Last year I participated in the research and illustration of the last 100 years of hotel technology in our series "The History of Hotel & Travel Technology" (read article). In many cases, we've seen hotel distribution and technology change during or after a global crisis. But is this a trend that will continue? And what could be the innovation from these crises?

Up until the early 2000s, managing the guest experience was still a very human to human experience, yet today the experience happens primarily through technology. Human interactions still hold value, but with the incredible growth of the internet, smartphones and an always-on lifestyle, people are no longer willing to wait very long for their desired outcome.

Hotels have so many touchpoints where customers interact with the property and staff, and this is what has set a hotel experience apart from a retail experience, hoteliers recognise this. They excel at delivering guest service. Yet more so than ever in today's climate, we need technology to facilitate many expectations that guests are not only used to but also expect. Today's hotel guests expect a quality experience from before, during and after their stay.

We all agree that people will want to travel again as soon as possible for holidays and business trips. Until travel resembles anything to pre-covid times we have a chance for innovation.

Looking beyond the obvious needs to support health concerns, 'contactless technology', how should we prioritize the data and innovate from what is available - what innovation will/should come from the current crisis?

Max Starkov
Max Starkov
Adjunct Professor NYU Tisch Center for Hospitality and Hospitality & Online Travel Tech Consultant

Post-crises, only those hoteliers will succeed who a) understand that we are dealing with exceedingly tech-savvy customers who are even more tech-demanding compared to just a year ago - the pandemic has accelerated digital transformation by as much as 7 years (McKinsey), and b) invest in technology to ensure contactless guest experience and improve operational efficiencies via automation, AI, IoT and robotization to lower labor costs, now consuming as much as 87% of RevPAR (CBRE).

Whether we like it or not: next-gen technologies like AI, robotization, and automation are coming even to our technology-averse hospitality industry. Robots already are being used at thousands of hotels worldwide and will continue to replace in greater numbers hospitality employees in performing dangerous, repetitive, and mundane jobs like housekeepers, porters, and baggage handlers, concierges, security guards, line cooks, room service, bartenders, waiters, etc.

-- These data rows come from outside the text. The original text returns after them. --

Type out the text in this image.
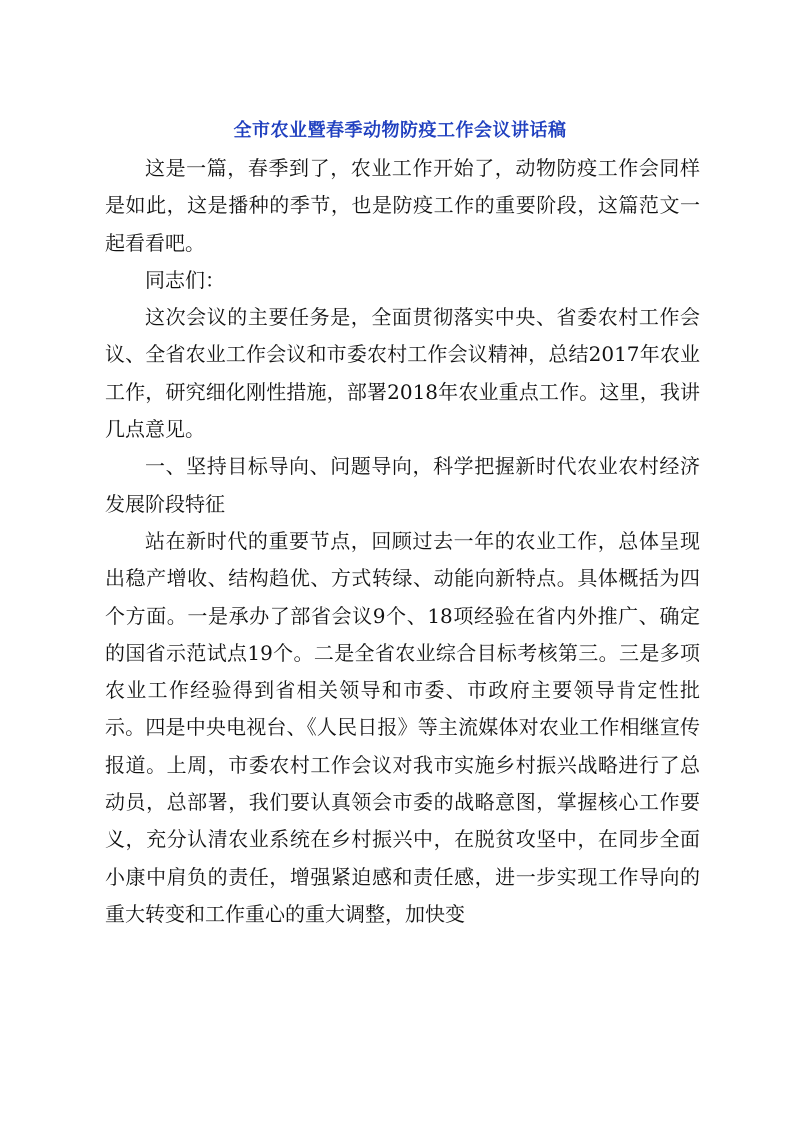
全市农业暨春季动物防疫工作会议讲话稿

这是一篇，春季到了，农业工作开始了，动物防疫工作会同样是如此，这是播种的季节，也是防疫工作的重要阶段，这篇范文一起看看吧。

同志们：

这次会议的主要任务是，全面贯彻落实中央、省委农村工作会议、全省农业工作会议和市委农村工作会议精神，总结2017年农业工作，研究细化刚性措施，部署2018年农业重点工作。这里，我讲几点意见。

一、坚持目标导向、问题导向，科学把握新时代农业农村经济发展阶段特征

站在新时代的重要节点，回顾过去一年的农业工作，总体呈现出稳产增收、结构趋优、方式转绿、动能向新特点。具体概括为四个方面。一是承办了部省会议9个、18项经验在省内外推广、确定的国省示范试点19个。二是全省农业综合目标考核第三。三是多项农业工作经验得到省相关领导和市委、市政府主要领导肯定性批示。四是中央电视台、《人民日报》等主流媒体对农业工作相继宣传报道。上周，市委农村工作会议对我市实施乡村振兴战略进行了总动员，总部署，我们要认真领会市委的战略意图，掌握核心工作要义，充分认清农业系统在乡村振兴中，在脱贫攻坚中，在同步全面小康中肩负的责任，增强紧迫感和责任感，进一步实现工作导向的重大转变和工作重心的重大调整，加快变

Next-gen technologies like AI, robotics, automation, mobility, and IoT are called upon to solve a number of issues in our industry:

  • Solve labor shortage of entry-level and unskilled workers, which plague the industry in “normal” times
  • Solve high turnover of trained employees (20%-30%)
  • Solve dull, repetitive, dirty, or dangerous jobs.
  • Solve problems like poor discipline, lack of motivation, etc.
  • Lower labor costs, which are especially burdensome now
  • Increase productivity

The robotization and automation of our industry are inevitable. I believe that within the next 10 years many hotels will operate at half the pre-coronavirus staff level and we will be seeing more and more examples of semi- and fully automated hotels. The savings from labor costs and technology-derived new efficiencies will be more than sufficient to pay for the next-gen technology required for hotel robotization and automation.